Before you share, ask yourself: Can you personally translate the language being spoken? Are you equipped to research and analyze videos and photos from sources you’ve never encountered before? Although citizen journalism is often deeply valuable, it requires real skill and training to do well. Be realistic about what you’re able to do, and why.
Remind yourself that getting the story wrong has consequences. Sharing false or misleading information about a developing situation could get people hurt or killed.
Instead, spread good information and amplify reliable sources.
One of the best things you can do in a situation like this, for your own sanity and for the people who listen to you on the Internet, is to find your anchor to reality. Who are the reliable sources who post English-speaking coverage? Who can you follow and amplify to spread good information?
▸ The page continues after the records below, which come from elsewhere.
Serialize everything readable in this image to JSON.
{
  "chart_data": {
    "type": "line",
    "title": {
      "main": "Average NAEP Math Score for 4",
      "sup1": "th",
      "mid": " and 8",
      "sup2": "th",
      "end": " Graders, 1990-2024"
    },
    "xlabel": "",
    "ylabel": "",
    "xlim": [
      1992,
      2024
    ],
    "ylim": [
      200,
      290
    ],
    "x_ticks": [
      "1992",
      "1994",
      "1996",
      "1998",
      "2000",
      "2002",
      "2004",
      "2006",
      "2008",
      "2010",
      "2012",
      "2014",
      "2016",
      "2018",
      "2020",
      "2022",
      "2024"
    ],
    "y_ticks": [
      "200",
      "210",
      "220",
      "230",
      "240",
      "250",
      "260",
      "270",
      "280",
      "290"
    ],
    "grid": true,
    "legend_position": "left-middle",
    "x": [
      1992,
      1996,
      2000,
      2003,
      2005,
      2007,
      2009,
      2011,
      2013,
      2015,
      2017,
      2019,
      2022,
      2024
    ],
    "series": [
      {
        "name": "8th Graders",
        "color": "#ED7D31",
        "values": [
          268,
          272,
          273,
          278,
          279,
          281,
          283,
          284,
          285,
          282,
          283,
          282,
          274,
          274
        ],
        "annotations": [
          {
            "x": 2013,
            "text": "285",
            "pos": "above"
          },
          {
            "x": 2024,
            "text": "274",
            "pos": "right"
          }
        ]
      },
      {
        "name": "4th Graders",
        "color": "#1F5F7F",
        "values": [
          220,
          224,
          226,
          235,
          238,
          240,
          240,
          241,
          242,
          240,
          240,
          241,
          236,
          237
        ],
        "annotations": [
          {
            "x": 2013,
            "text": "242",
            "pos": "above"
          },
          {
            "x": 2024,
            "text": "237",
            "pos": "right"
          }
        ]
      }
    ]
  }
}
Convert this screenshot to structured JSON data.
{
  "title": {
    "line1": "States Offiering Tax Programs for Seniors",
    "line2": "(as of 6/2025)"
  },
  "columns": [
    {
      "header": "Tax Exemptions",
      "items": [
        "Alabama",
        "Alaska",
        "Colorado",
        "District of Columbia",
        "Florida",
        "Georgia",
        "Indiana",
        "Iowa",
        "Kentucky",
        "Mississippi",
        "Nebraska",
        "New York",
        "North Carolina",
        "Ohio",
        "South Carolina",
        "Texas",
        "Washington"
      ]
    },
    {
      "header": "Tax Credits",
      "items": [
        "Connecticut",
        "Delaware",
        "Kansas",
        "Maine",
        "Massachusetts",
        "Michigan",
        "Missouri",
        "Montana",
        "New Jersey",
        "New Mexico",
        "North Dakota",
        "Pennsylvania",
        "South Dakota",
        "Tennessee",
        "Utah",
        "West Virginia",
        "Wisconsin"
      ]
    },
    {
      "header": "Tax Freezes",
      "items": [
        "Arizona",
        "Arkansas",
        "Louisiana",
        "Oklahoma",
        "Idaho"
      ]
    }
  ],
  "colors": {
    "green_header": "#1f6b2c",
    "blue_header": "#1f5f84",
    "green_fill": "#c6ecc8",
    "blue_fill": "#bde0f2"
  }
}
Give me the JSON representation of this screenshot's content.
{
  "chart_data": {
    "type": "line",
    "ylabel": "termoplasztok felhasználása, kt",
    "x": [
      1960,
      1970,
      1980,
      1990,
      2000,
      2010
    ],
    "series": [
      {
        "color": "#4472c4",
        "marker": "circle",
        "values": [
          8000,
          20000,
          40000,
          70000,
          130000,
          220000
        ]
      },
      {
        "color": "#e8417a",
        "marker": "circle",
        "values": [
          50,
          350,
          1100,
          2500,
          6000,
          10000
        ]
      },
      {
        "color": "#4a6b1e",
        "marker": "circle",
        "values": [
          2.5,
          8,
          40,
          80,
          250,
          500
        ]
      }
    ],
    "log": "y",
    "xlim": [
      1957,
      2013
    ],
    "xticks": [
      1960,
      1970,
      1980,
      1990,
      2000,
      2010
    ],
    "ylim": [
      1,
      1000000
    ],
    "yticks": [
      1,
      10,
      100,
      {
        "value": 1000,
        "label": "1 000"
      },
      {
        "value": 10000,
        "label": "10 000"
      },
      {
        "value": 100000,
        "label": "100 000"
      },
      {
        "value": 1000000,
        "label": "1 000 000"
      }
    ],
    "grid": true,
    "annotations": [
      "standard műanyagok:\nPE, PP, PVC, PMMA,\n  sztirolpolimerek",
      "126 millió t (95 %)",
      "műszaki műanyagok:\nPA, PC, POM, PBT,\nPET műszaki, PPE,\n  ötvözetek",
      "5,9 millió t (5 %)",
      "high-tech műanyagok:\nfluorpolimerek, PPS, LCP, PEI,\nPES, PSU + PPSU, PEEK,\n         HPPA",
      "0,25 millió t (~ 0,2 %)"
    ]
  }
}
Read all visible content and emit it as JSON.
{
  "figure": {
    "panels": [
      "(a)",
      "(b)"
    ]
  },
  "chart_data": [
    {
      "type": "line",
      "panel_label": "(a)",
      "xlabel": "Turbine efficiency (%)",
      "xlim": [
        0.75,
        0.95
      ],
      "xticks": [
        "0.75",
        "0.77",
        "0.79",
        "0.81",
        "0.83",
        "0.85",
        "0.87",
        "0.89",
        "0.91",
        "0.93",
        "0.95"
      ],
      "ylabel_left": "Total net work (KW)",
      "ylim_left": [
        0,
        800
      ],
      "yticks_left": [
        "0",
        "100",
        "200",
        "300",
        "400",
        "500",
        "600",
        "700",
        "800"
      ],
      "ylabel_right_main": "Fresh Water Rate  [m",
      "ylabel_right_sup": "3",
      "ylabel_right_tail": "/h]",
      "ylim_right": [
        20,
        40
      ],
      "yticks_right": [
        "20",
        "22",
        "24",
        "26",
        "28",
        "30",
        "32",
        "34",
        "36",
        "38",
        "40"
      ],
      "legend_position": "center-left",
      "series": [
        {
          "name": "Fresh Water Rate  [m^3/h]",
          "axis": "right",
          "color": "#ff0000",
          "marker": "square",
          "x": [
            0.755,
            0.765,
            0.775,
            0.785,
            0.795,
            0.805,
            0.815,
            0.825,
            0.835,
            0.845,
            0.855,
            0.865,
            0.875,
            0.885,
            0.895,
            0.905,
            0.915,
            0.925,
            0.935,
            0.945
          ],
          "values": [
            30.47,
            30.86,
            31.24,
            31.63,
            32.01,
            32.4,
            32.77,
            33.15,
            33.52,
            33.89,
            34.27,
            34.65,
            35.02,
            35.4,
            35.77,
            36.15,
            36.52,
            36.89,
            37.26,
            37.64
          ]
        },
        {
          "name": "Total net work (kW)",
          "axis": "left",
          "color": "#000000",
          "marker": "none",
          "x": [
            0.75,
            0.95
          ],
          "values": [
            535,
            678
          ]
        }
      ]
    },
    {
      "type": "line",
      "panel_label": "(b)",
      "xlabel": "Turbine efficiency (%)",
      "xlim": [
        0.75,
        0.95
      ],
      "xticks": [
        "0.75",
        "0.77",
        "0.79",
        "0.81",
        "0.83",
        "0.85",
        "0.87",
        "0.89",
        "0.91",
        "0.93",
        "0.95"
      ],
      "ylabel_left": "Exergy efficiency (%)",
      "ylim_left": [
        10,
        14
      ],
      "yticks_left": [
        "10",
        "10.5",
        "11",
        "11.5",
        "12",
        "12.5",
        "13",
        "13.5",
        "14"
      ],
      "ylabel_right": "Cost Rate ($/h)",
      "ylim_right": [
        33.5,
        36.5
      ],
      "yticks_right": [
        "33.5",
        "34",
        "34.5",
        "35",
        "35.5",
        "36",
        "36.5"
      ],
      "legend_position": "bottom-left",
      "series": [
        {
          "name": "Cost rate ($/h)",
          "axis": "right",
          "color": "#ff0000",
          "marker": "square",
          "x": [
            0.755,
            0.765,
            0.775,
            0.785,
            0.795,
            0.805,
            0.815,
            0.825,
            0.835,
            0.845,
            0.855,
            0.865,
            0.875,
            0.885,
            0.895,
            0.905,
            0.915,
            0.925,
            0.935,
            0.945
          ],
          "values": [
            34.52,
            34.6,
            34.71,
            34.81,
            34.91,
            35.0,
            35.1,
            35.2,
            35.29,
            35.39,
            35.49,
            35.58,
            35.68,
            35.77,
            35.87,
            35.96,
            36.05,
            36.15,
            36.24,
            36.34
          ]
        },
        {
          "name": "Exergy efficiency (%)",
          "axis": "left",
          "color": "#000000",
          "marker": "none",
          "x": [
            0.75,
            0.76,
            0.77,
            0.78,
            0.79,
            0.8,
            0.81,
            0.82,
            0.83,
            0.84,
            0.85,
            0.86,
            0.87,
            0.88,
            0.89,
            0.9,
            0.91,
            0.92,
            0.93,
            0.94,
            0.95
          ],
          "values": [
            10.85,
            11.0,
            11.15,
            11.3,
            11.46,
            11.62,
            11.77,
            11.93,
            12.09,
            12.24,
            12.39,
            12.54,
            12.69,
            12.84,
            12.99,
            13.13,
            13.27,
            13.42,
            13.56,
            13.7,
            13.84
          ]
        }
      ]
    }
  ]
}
Journalists like Jane Lytvynenko, who is herself Ukrainian and has a background in misinformation reporting, are identifying and sharing resources for those who want to donate to support Ukrainian charities and media outlets, and providing vital context on the invasion. Others have crowdsourced a list of propaganda-laden news outlets and social media accounts to avoid. Bellingcat has a running public spreadsheet of debunked claims. The news outlet Kyiv Independent is tweeting constant updates.
“Maybe your role in this is not being the sort of beat reporter who's breaking stories for your friends,” says Caulfield. There are plenty of people doing that work who are very good at it, he says. “Maybe your role in this is finding a reputable lecture that explains what's going on … maybe it is providing people background on how Russia used disinformation in Crimea in 2014.”
If you do make a mess, clean up after yourself.
Anyone is capable of sharing misinformation, including experts in detecting it. If you’re going to share information about a developing situation—no matter what your role, or the size of your platform—be prepared to responsibly correct it and handle the fallout if you get something wrong.
Both Mitchell and Caulfield outlined similar best practices here: If you share bad information on Twitter, screenshot your mistake, post a correction by replying to or quote-tweeting the incorrect information, and then delete the tweet that contains the misinformation.
Although TikTok works differently, similar principles apply: delete the misinformation, acknowledge why the video was deleted, post a correction, and encourage your followers to share that correction.
Mitchell added that everyone should be prepared to take accountability for getting it wrong by reaching out to supply the correct information to those who reshared your mistake.
Consider logging off.
Sometimes when an important and horrible thing is happening in the world, looking away or taking a break feels like apathy. It’s not. Stop doomscrolling.